When relationships go wrong the pain can be unbelievable. Today’s post is about a couple whose relationship was quickly out of control and both people thought it was the end.
When I first agreed to meet this couple she arrived first.
She was clearly very anxious, eyes darting, wringing hands, unsure if her husband would even turn up.
She’d had an affair and when he found out the relationship went into a full-blown free fall.
It had tipped him over the edge, she had never seen him this bad and was convinced it was the end for them.
We both waited for him to arrive and when he did it was clear his pain was unbearable for him.
It was like he was trying to escape from his own body, unable to sit still or remain focused he was ready to run at the slightest wrong word or look.
That day was the start of the 3 of us working as a team to define their future.
It was tough work, but it is what freed them to discover their truth.
That first meeting was two years ago.
He is a CEO of a well knowing company and after the work we did on his marriage he came back asking me to become his personal coach.
On a recent call we started an interesting discussion about what happened to them.
I asked him how they both were today.
I was delighted to hear they were better than they had ever been.
But I was curious what was it that made the difference for him and his wife?
He told me he was convinced it was over
I asked him – How do you think you went from such a bad place to one where you are the happiest you have ever been?
He said when he first discovered his wife’s affair he was convinced it was over.
He said I just couldn’t see how we could ever survive it.
We tried to deal with what happened together, but any wrong turn would have meant an almost certain divorce, we were making it worse.
Trying to navigate it was like walking through a minefield blindfolded, I knew we needed help but I wasn’t sure I wanted it to work.
He said to me without you there is no doubt we would have divorced.
What we learnt was life changing
So for you I became the guide through your mindfield.
Exactly
So on reflection what was it about the work we did that helped you.
He said there were 3 things that really made the difference for him.
- Having you an expert to help us was critical.
- When we peeled back all the crap and all our distortions, limiting beliefs and misunderstanding we found a way to connect to love. Love that was buried under our years of resentments.
- The third was about us both taking responsibility for our part in what lead her to an affair which was really tough to hear.
His observations were really interesting because if he had never taken responsibility for his part in the state of their relationship before she chose the affair, the affair and all their problems would have been always her fault.
If the state of the relationship was all her doing he would never have been able to forgive her and he would always be out of control of that relationship and it would have ended.
The moment he took responsibility he saw that he could reverse his old destructive behaviours, behaviours he was unaware of and start to influence her positively this shift would keep their connection alive.

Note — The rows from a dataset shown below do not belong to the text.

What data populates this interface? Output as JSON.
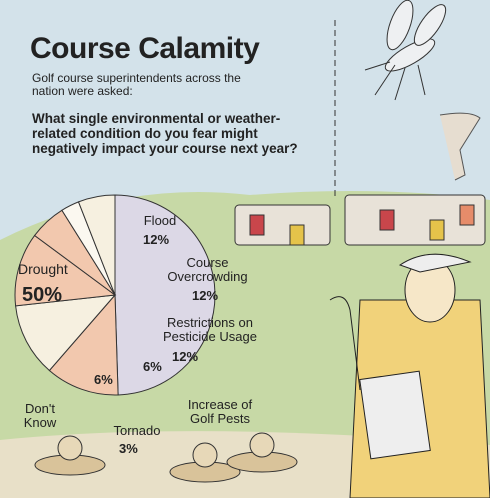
{
  "chart_data": {
    "type": "pie",
    "title": "Course Calamity",
    "subtitle": "Golf course superintendents across the nation were asked:",
    "question": "What single environmental or weather-related condition do you fear might negatively impact your course next year?",
    "categories": [
      "Drought",
      "Flood",
      "Course Overcrowding",
      "Restrictions on Pesticide Usage",
      "Increase of Golf Pests",
      "Tornado",
      "Don't Know"
    ],
    "values": [
      50,
      12,
      12,
      12,
      6,
      3,
      6
    ],
    "value_labels": [
      "50%",
      "12%",
      "12%",
      "12%",
      "6%",
      "3%",
      "6%"
    ],
    "colors": [
      "#dcd8e6",
      "#f2c8ae",
      "#f6f0e0",
      "#f2c8ae",
      "#f2c8ae",
      "#fbf8f0",
      "#f6f0e0"
    ]
  }
}
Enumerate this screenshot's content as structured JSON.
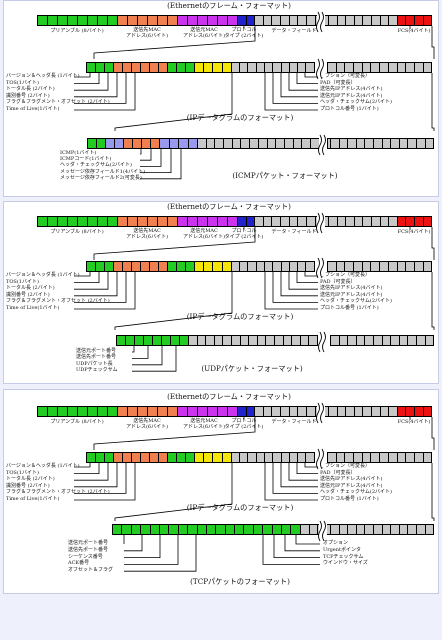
{
  "colors": {
    "green": "#22cc22",
    "orange": "#f08050",
    "magenta": "#cc33ee",
    "blue": "#2222cc",
    "gray": "#c8c8c8",
    "red": "#ee1111",
    "yellow": "#f5e60a",
    "lavender": "#9999ee"
  },
  "ethernet": {
    "title": "(Ethernetのフレーム・フォーマット)",
    "preamble": "プリアンブル (8バイト)",
    "dst_mac_1": "送信先MAC",
    "dst_mac_2": "アドレス(6バイト)",
    "src_mac_1": "送信元MAC",
    "src_mac_2": "アドレス(6バイト)",
    "protocol_1": "プロトコル",
    "protocol_2": "タイプ (2バイト)",
    "data_field": "データ・フィールド",
    "fcs": "FCS(4バイト)"
  },
  "ip": {
    "title": "(IPデータグラムのフォーマット)",
    "left_labels": [
      "バージョン＆ヘッダ長 (1バイト)",
      "TOS(1バイト)",
      "トータル長 (2バイト)",
      "識別番号 (2バイト)",
      "フラグ＆フラグメント・オフセット (2バイト)",
      "Time of Live(1バイト)"
    ],
    "right_labels": [
      "オプション（可変長）",
      "PAD（可変長）",
      "送信先IPアドレス(4バイト)",
      "送信元IPアドレス(4バイト)",
      "ヘッダ・チェックサム(2バイト)",
      "プロトコル番号 (1バイト)"
    ]
  },
  "icmp": {
    "title": "(ICMPパケット・フォーマット)",
    "labels": [
      "ICMP(1バイト)",
      "ICMPコード(1バイト)",
      "ヘッダ・チェックサム(2バイト)",
      "メッセージ依存フィールド1(4バイト)",
      "メッセージ依存フィールド2(可変長)"
    ]
  },
  "udp": {
    "title": "(UDPパケット・フォーマット)",
    "labels": [
      "送信元ポート番号",
      "送信先ポート番号",
      "UDPパケット長",
      "UDPチェックサム"
    ]
  },
  "tcp": {
    "title": "(TCPパケットのフォーマット)",
    "left_labels": [
      "送信元ポート番号",
      "送信先ポート番号",
      "シーケンス番号",
      "ACK番号",
      "オフセット＆フラグ"
    ],
    "right_labels": [
      "オプション",
      "Urgentポインタ",
      "TCPチェックサム",
      "ウインドウ・サイズ"
    ]
  }
}
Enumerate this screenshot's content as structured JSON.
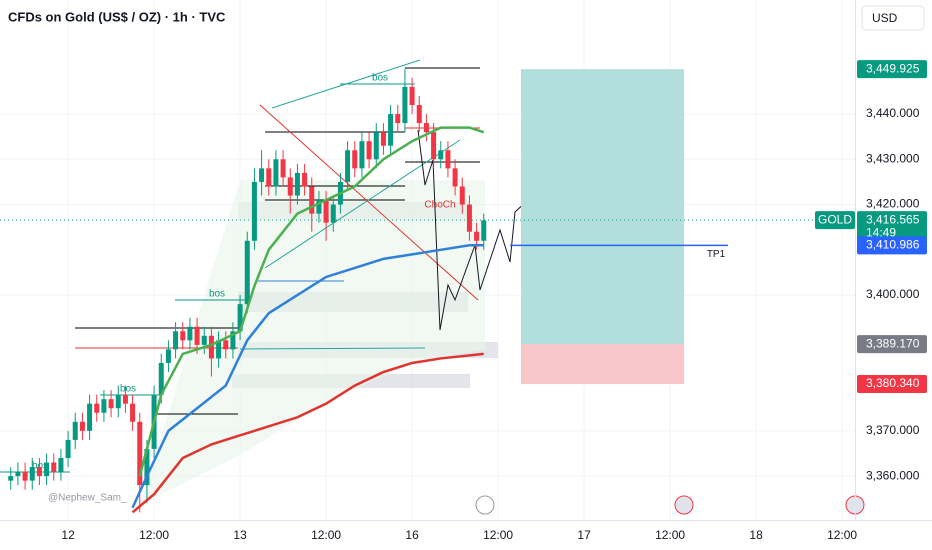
{
  "chart_data": {
    "type": "candlestick",
    "title": "CFDs on Gold (US$ / OZ) · 1h · TVC",
    "currency": "USD",
    "symbol": "GOLD",
    "countdown": "14:49",
    "up_color": "#089981",
    "down_color": "#f23645",
    "xlim": [
      -9.5,
      109.8
    ],
    "ylim": [
      3350.3,
      3465.2
    ],
    "grid": true,
    "xticks": [
      {
        "value": 0,
        "label": "12"
      },
      {
        "value": 12,
        "label": "12:00"
      },
      {
        "value": 24,
        "label": "13"
      },
      {
        "value": 36,
        "label": "12:00"
      },
      {
        "value": 48,
        "label": "16"
      },
      {
        "value": 60,
        "label": "12:00"
      },
      {
        "value": 72,
        "label": "17"
      },
      {
        "value": 84,
        "label": "12:00"
      },
      {
        "value": 96,
        "label": "18"
      },
      {
        "value": 108,
        "label": "12:00"
      }
    ],
    "yticks": [
      {
        "value": 3360,
        "label": "3,360.000"
      },
      {
        "value": 3370,
        "label": "3,370.000"
      },
      {
        "value": 3400,
        "label": "3,400.000"
      },
      {
        "value": 3420,
        "label": "3,420.000"
      },
      {
        "value": 3430,
        "label": "3,430.000"
      },
      {
        "value": 3440,
        "label": "3,440.000"
      }
    ],
    "x": [
      -8,
      -7,
      -6,
      -5,
      -4,
      -3,
      -2,
      -1,
      0,
      1,
      2,
      3,
      4,
      5,
      6,
      7,
      8,
      9,
      10,
      11,
      12,
      13,
      14,
      15,
      16,
      17,
      18,
      19,
      20,
      21,
      22,
      23,
      24,
      25,
      26,
      27,
      28,
      29,
      30,
      31,
      32,
      33,
      34,
      35,
      36,
      37,
      38,
      39,
      40,
      41,
      42,
      43,
      44,
      45,
      46,
      47,
      48,
      49,
      50,
      51,
      52,
      53,
      54,
      55,
      56,
      57,
      58
    ],
    "open": [
      3359,
      3360,
      3361,
      3359,
      3362,
      3360,
      3363,
      3361,
      3364,
      3368,
      3372,
      3370,
      3376,
      3374,
      3377,
      3375,
      3378,
      3376,
      3372,
      3358,
      3366,
      3378,
      3385,
      3388,
      3392,
      3390,
      3393,
      3389,
      3391,
      3386,
      3390,
      3388,
      3392,
      3398,
      3412,
      3425,
      3428,
      3424,
      3430,
      3426,
      3422,
      3427,
      3424,
      3418,
      3421,
      3416,
      3420,
      3425,
      3432,
      3428,
      3434,
      3430,
      3436,
      3433,
      3440,
      3438,
      3446,
      3442,
      3438,
      3436,
      3430,
      3432,
      3428,
      3424,
      3420,
      3414,
      3412
    ],
    "high": [
      3362,
      3363,
      3363,
      3364,
      3364,
      3365,
      3365,
      3366,
      3370,
      3374,
      3374,
      3378,
      3378,
      3379,
      3379,
      3380,
      3380,
      3378,
      3374,
      3368,
      3380,
      3387,
      3390,
      3394,
      3394,
      3395,
      3395,
      3393,
      3393,
      3392,
      3392,
      3394,
      3400,
      3414,
      3428,
      3432,
      3430,
      3432,
      3432,
      3428,
      3429,
      3429,
      3426,
      3423,
      3423,
      3422,
      3427,
      3434,
      3434,
      3436,
      3436,
      3438,
      3438,
      3442,
      3442,
      3450,
      3448,
      3444,
      3440,
      3438,
      3434,
      3434,
      3430,
      3426,
      3422,
      3416,
      3418
    ],
    "low": [
      3357,
      3358,
      3357,
      3357,
      3358,
      3358,
      3359,
      3359,
      3362,
      3366,
      3368,
      3368,
      3372,
      3372,
      3373,
      3373,
      3374,
      3370,
      3352,
      3354,
      3364,
      3376,
      3383,
      3386,
      3388,
      3388,
      3387,
      3387,
      3382,
      3384,
      3386,
      3386,
      3390,
      3396,
      3410,
      3422,
      3422,
      3422,
      3424,
      3418,
      3420,
      3422,
      3414,
      3416,
      3412,
      3414,
      3418,
      3423,
      3426,
      3426,
      3428,
      3428,
      3431,
      3431,
      3436,
      3436,
      3440,
      3436,
      3434,
      3428,
      3428,
      3426,
      3422,
      3418,
      3412,
      3410,
      3410
    ],
    "close": [
      3360,
      3361,
      3359,
      3362,
      3360,
      3363,
      3361,
      3364,
      3368,
      3372,
      3370,
      3376,
      3374,
      3377,
      3375,
      3378,
      3376,
      3372,
      3358,
      3366,
      3378,
      3385,
      3388,
      3392,
      3390,
      3393,
      3389,
      3391,
      3386,
      3390,
      3388,
      3392,
      3398,
      3412,
      3425,
      3428,
      3424,
      3430,
      3426,
      3422,
      3427,
      3424,
      3418,
      3421,
      3416,
      3420,
      3425,
      3432,
      3428,
      3434,
      3430,
      3436,
      3433,
      3440,
      3438,
      3446,
      3442,
      3438,
      3436,
      3430,
      3432,
      3428,
      3424,
      3420,
      3414,
      3412,
      3416.5
    ],
    "series": [
      {
        "color": "#2f80d8",
        "x": [
          9,
          11,
          14,
          18,
          22,
          25,
          28,
          32,
          36,
          40,
          44,
          48,
          52,
          56,
          58
        ],
        "values": [
          3353,
          3360,
          3370,
          3375,
          3380,
          3390,
          3396,
          3400,
          3404,
          3406,
          3408,
          3409,
          3410,
          3411,
          3411
        ]
      },
      {
        "color": "#e0342f",
        "x": [
          9,
          12,
          16,
          20,
          24,
          28,
          32,
          36,
          40,
          44,
          48,
          52,
          58
        ],
        "values": [
          3352,
          3356,
          3364,
          3367,
          3369,
          3371,
          3373,
          3376,
          3380,
          3383,
          3385,
          3386,
          3387
        ]
      },
      {
        "color": "#4caf50",
        "x": [
          10,
          13,
          16,
          20,
          24,
          26,
          28,
          32,
          36,
          40,
          44,
          48,
          52,
          56,
          58
        ],
        "values": [
          3360,
          3378,
          3387,
          3389,
          3392,
          3402,
          3410,
          3418,
          3421,
          3424,
          3430,
          3434,
          3437,
          3437,
          3436
        ]
      }
    ],
    "price_labels": [
      {
        "value": 3449.925,
        "label": "3,449.925",
        "color": "#089981"
      },
      {
        "value": 3416.565,
        "label": "3,416.565",
        "color": "#089981"
      },
      {
        "value": 3410.986,
        "label": "3,410.986",
        "color": "#2962ff"
      },
      {
        "value": 3389.17,
        "label": "3,389.170",
        "color": "#787b86"
      },
      {
        "value": 3380.34,
        "label": "3,380.340",
        "color": "#f23645"
      }
    ],
    "annotations": [
      "bos",
      "bos",
      "bos",
      "bos",
      "ChoCh",
      "TP1",
      "@Nephew_Sam_"
    ]
  }
}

This couple had lived disconnected for years, neither person understood how to hear, communicate and care for the other so they couldn’t grow their relationship.
Their lives became parallel and their interest in each other had become lost and full of resentment.
Once they both discovered all the moving parts that would influence their connection they quickly noticed a change in how they felt when they were together.
In short it became easier – which is how it should be.
What enabled this process to work was helping both people to understand their relationship with themselves and how their past and their thinking had shaped who they were and how they showed up.
I helped them become aware of their reactive out-of-control destructive patterns (their triggers) and this created a far more resourceful and far safer version of themselves.
This enabled them to choose what they bought to the relationship that would be of value not just for themselves, but also for each other and their future.
This win-win scenario was critical for their changes to last.
For us this work was life changing.
This couple worked hard and totally invested in the process and followed what I asked them to do outside of the sessions.